Бенджи убежал в дом, а г-жа де Сейтас, стягивая перчатки, развязывая платок, повела меня по ивовой аллее, вдоль кирпичной стены, через калитку, в чудесный старый сад; озеро осенних цветов; у дальнего края дома – лужайка, кедр. Мы поднялись на веранду. Качалка с козырьком, гнутые чугунные стулья, выкрашенные белой краской. Нетрудно догадаться, что скальпель принес сэру Чарльзу Пенну Монтгомери целое состояние. Она опустилась в качалку, а мне указала на стул. Я промямлил что-то насчет сада.
– Он ничего, правда? Муж сам за ним ухаживает, а сейчас ему, бедняжке, приходится так редко тут бывать. – Улыбка. – Он экономист. Торчит в Страсбурге. – Она задрала ноги; было в ней что-то легкомысленное, кокетливое; деревенская скука, что ли, так действует? – Но к делу. Расскажите мне про вашего знаменитого писателя, о котором я слышу впервые в жизни. Вы с ним знакомы?
– Он умер во время оккупации.
– Бедный. От чего?
– От рака. – Я поднажал. – Он был очень скрытен, и его прошлое приходится восстанавливать по намекам, разбросанным в его произведениях. Известно, что он был грек, но мог выдавать себя и за итальянца. – Вскинувшись, я поднес огонь к ее сигарете.
– Вряд ли это мистер Крыс. Тот – просто забавный коротышка.
– Он играл только на фортепьяно или на клавикордах тоже?
– Клавикорды – это такая тарахтелка? – Я кивнул, но она развела руками. – Вы же говорили, он писатель?

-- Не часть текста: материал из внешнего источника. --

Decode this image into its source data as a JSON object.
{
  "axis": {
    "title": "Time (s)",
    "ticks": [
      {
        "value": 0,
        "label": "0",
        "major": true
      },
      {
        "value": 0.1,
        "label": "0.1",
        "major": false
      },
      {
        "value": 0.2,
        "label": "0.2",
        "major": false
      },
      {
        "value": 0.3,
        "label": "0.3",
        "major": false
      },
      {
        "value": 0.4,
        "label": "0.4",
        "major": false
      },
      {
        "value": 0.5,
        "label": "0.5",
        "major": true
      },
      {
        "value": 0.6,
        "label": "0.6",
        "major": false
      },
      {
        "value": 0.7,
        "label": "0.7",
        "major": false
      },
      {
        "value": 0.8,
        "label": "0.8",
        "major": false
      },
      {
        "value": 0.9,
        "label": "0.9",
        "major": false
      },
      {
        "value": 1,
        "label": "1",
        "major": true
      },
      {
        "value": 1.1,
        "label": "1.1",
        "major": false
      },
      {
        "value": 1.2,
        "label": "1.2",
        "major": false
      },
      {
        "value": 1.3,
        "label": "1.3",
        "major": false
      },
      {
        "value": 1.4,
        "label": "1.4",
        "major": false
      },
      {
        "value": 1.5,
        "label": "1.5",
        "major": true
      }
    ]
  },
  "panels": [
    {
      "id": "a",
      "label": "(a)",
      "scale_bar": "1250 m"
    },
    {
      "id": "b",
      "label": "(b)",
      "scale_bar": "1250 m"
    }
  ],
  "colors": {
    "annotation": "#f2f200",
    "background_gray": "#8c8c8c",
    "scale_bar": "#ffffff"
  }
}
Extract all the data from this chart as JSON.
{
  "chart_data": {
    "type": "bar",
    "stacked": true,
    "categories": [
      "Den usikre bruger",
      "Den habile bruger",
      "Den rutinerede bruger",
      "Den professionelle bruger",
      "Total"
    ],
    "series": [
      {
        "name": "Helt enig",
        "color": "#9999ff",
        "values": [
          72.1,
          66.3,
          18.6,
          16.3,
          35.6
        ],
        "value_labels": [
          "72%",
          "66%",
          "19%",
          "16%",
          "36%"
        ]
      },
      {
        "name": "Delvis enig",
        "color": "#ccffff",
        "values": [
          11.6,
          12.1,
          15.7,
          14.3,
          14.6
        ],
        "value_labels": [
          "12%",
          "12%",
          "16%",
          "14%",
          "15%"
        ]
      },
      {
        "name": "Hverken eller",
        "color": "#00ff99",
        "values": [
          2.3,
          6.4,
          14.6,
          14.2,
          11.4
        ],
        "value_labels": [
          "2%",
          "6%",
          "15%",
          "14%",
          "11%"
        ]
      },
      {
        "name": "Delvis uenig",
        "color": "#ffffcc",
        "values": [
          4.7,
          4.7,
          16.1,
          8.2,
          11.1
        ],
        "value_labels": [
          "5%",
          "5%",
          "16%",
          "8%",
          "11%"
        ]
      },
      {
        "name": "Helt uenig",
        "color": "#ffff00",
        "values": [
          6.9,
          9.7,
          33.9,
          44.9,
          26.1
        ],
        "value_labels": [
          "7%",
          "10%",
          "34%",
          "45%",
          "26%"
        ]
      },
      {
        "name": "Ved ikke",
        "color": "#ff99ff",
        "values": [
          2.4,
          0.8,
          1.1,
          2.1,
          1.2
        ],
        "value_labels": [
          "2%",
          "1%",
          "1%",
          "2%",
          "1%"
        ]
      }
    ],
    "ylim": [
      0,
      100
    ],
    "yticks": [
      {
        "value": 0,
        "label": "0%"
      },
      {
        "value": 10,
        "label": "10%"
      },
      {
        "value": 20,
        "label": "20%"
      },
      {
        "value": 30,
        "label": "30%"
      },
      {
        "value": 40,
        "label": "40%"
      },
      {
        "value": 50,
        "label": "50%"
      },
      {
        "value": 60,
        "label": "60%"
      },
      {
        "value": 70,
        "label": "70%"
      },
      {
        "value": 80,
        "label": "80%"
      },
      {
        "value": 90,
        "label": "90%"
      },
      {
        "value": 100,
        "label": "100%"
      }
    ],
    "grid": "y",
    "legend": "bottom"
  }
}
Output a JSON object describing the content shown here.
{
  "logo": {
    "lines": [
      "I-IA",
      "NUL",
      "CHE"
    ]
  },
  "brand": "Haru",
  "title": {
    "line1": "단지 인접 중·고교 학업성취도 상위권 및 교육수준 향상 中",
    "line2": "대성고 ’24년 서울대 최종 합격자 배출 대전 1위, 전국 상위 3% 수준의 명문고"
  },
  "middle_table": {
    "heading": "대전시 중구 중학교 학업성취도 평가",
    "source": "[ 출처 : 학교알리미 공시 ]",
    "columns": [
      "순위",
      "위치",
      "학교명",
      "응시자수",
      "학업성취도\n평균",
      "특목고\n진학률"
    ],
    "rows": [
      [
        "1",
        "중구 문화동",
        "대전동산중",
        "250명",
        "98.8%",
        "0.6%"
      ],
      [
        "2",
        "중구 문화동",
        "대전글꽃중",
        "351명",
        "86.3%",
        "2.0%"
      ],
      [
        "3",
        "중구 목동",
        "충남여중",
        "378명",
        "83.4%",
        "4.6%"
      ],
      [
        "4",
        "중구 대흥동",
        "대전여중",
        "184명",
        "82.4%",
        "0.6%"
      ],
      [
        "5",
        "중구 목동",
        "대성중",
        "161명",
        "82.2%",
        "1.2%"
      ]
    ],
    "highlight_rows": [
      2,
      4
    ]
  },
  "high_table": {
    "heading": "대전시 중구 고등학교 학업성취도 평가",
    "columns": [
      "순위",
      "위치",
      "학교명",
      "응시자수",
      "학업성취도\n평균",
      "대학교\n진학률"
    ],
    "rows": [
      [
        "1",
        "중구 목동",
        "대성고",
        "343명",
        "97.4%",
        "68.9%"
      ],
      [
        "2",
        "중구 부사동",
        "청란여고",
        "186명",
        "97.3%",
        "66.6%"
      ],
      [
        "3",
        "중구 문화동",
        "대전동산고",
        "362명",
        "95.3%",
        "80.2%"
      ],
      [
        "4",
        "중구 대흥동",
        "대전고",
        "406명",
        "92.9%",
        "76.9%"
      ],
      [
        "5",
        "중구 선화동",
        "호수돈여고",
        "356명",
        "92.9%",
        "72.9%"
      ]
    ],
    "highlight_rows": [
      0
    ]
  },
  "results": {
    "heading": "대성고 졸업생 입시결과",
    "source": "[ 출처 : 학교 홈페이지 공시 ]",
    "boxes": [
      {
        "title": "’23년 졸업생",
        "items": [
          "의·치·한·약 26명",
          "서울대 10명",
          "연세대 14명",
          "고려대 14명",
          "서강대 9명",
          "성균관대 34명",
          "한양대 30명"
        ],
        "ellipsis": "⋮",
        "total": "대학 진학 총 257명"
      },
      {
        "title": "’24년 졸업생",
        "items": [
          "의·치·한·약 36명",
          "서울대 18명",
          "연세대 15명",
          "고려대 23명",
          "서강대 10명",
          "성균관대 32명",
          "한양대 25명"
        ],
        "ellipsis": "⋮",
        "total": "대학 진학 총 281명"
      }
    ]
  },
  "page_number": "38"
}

– Начинал он как музыкант. Понимаете, в его ранних стихах и в этом… в романе – множество упоминаний о безответной, но незабываемой любви, которую он пережил в Англии. Пока, конечно, трудно сказать, что было на самом деле, а что он домыслил.
– А… мое имя там тоже есть?
– Анализируя текст, я пришел к выводу, что имя девушки – это название цветка. Что жила она неподалеку. И что свела их музыка.
Она наклонилась вперед, вся внимание.
– Но почему вы решили, что это именно мы?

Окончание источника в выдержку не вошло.